Même si les solidarités tiennent une place non négligeable dans les groupes soudés, il ne reste pas moins vrai qu’elles ne donnent pas de réponses satisfaisantes aux attentes d’une couche de population vivant d’expédients quand les petits boulots se raréfient. De nos jours dans les affaires jugées, certains disent voler pour se nourrir. Le vol peut prétendre à la banalité quand les modèles publics y accolent leur image. Les enfants écoutent, les enfants regardent, leur rapport à la Loi sera celui de leur groupe d’appartenance. Les codes qui régiront leurs conduites seront ceux appris et observés.
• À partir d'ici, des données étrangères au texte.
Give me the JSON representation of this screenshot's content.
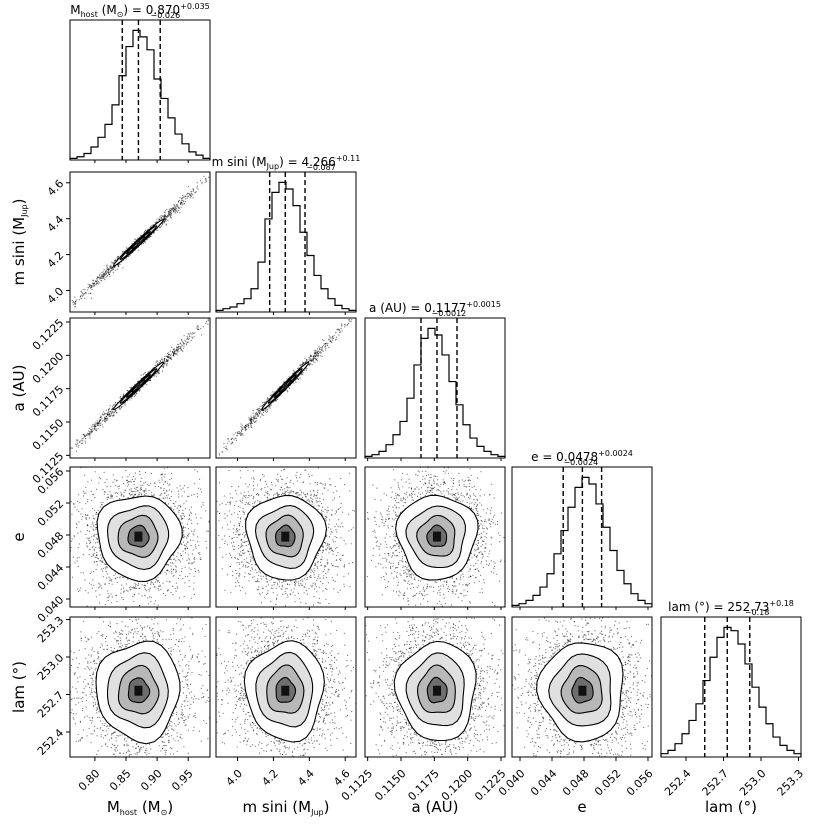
{
  "chart_data": {
    "type": "corner",
    "title": "",
    "parameters": [
      {
        "key": "mhost",
        "axis_label": [
          "M",
          "host",
          " (M",
          "⊙",
          ")"
        ],
        "title": {
          "prefix": [
            "M",
            "host",
            " (M",
            "⊙",
            ")"
          ],
          "median": "0.870",
          "plus": "+0.035",
          "minus": "−0.026"
        },
        "range": [
          0.76,
          0.985
        ],
        "ticks": [
          0.8,
          0.85,
          0.9,
          0.95
        ],
        "tick_labels": [
          "0.80",
          "0.85",
          "0.90",
          "0.95"
        ],
        "quantiles": [
          0.844,
          0.87,
          0.905
        ],
        "hist": [
          1,
          2,
          4,
          8,
          14,
          22,
          34,
          52,
          70,
          80,
          76,
          68,
          50,
          38,
          26,
          16,
          10,
          5,
          3,
          1
        ]
      },
      {
        "key": "msini",
        "axis_label": [
          "m sini (M",
          "Jup",
          ")"
        ],
        "title": {
          "prefix": [
            "m sini (M",
            "Jup",
            ")"
          ],
          "median": "4.266",
          "plus": "+0.11",
          "minus": "−0.087"
        },
        "range": [
          3.88,
          4.66
        ],
        "ticks": [
          4.0,
          4.2,
          4.4,
          4.6
        ],
        "tick_labels": [
          "4.0",
          "4.2",
          "4.4",
          "4.6"
        ],
        "quantiles": [
          4.179,
          4.266,
          4.376
        ],
        "hist": [
          1,
          2,
          3,
          5,
          8,
          14,
          30,
          56,
          72,
          78,
          74,
          64,
          48,
          34,
          22,
          14,
          8,
          4,
          2,
          1
        ]
      },
      {
        "key": "a",
        "axis_label": [
          "a (AU)"
        ],
        "title": {
          "prefix": [
            "a (AU)"
          ],
          "median": "0.1177",
          "plus": "+0.0015",
          "minus": "−0.0012"
        },
        "range": [
          0.1123,
          0.1228
        ],
        "ticks": [
          0.1125,
          0.115,
          0.1175,
          0.12,
          0.1225
        ],
        "tick_labels": [
          "0.1125",
          "0.1150",
          "0.1175",
          "0.1200",
          "0.1225"
        ],
        "quantiles": [
          0.1165,
          0.1177,
          0.1192
        ],
        "hist": [
          1,
          2,
          4,
          8,
          14,
          22,
          36,
          56,
          72,
          78,
          74,
          62,
          46,
          32,
          20,
          12,
          7,
          4,
          2,
          1
        ]
      },
      {
        "key": "e",
        "axis_label": [
          "e"
        ],
        "title": {
          "prefix": [
            "e"
          ],
          "median": "0.0478",
          "plus": "+0.0024",
          "minus": "−0.0024"
        },
        "range": [
          0.039,
          0.0565
        ],
        "ticks": [
          0.04,
          0.044,
          0.048,
          0.052,
          0.056
        ],
        "tick_labels": [
          "0.040",
          "0.044",
          "0.048",
          "0.052",
          "0.056"
        ],
        "quantiles": [
          0.0454,
          0.0478,
          0.0502
        ],
        "hist": [
          1,
          2,
          4,
          7,
          12,
          20,
          32,
          46,
          60,
          72,
          78,
          74,
          62,
          48,
          34,
          22,
          14,
          8,
          4,
          2
        ]
      },
      {
        "key": "lam",
        "axis_label": [
          "lam (°)"
        ],
        "title": {
          "prefix": [
            "lam (°)"
          ],
          "median": "252.73",
          "plus": "+0.18",
          "minus": "−0.18"
        },
        "range": [
          252.2,
          253.32
        ],
        "ticks": [
          252.4,
          252.7,
          253.0,
          253.3
        ],
        "tick_labels": [
          "252.4",
          "252.7",
          "253.0",
          "253.3"
        ],
        "quantiles": [
          252.55,
          252.73,
          252.91
        ],
        "hist": [
          2,
          4,
          8,
          14,
          22,
          32,
          46,
          60,
          72,
          78,
          76,
          68,
          56,
          42,
          30,
          20,
          12,
          7,
          4,
          2
        ]
      }
    ],
    "x_axis_labels": [
      [
        "M",
        "host",
        " (M",
        "⊙",
        ")"
      ],
      [
        "m sini (M",
        "Jup",
        ")"
      ],
      [
        "a (AU)"
      ],
      [
        "e"
      ],
      [
        "lam (°)"
      ]
    ],
    "y_axis_labels": [
      [
        "m sini (M",
        "Jup",
        ")"
      ],
      [
        "a (AU)"
      ],
      [
        "e"
      ],
      [
        "lam (°)"
      ]
    ],
    "correlations": {
      "mhost-msini": 0.995,
      "mhost-a": 0.995,
      "msini-a": 0.995
    },
    "grid": false,
    "legend": "none"
  }
}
De quelles références vont-ils pouvoir se réclamer si les leaders ont des attitudes délinquantes ? Si les parents ne remplissent pas leurs fonctions ? Si l’agressivité est au quotidien ? De quels modèles d’identification vont-ils pouvoir s’éprendre ? Quelques-uns choisiront d’inverser les rôles, de prendre la place du parent, de le battre parce qu’il est manquant ; d’autres prendront le parti d’imiter le chef charismatique déshonnête, d’autres s’appliqueront à faire peur. La peur, celle qui s’infiltre dans la maison sans détecteur de présence, qui empêche à une mère de demander à son fils pourquoi il porte des dread locks, qui désigne les jeunes comme les fauteurs de trouble. Peur actuelle, réelle, crée par l’insécurité ou le sentiment d’insécurité ; celle-là conditionne beaucoup de comportements et donne, en plus, aux nostalgiques du passé des raisons d’évoquer la rudesse du dressage et le bien-fondé des sévices corporels. On s’en voudrait d’oublier la peur de manquer, qui génère l’égotisme quand chacun fait le plein d’essence et stocke dans les bidons sans penser aux réservoirs vides des voitures d’à coté. Ce sont les nouveaux besoins qui ont dévoilé les manquements des conduites. Les dernières trente années ont façonné la société de manière progressive. La tradition côtoie la modernité sans réellement s’opposer. Les croyances et la résolution des conflits sont restés immuables. Deux mondes, un système de pensée à deux pôles empreint de tolérance. La société guadeloupéenne n’est pas arrivée à une maturité achevée. Elle est ainsi porteuse d’espoir.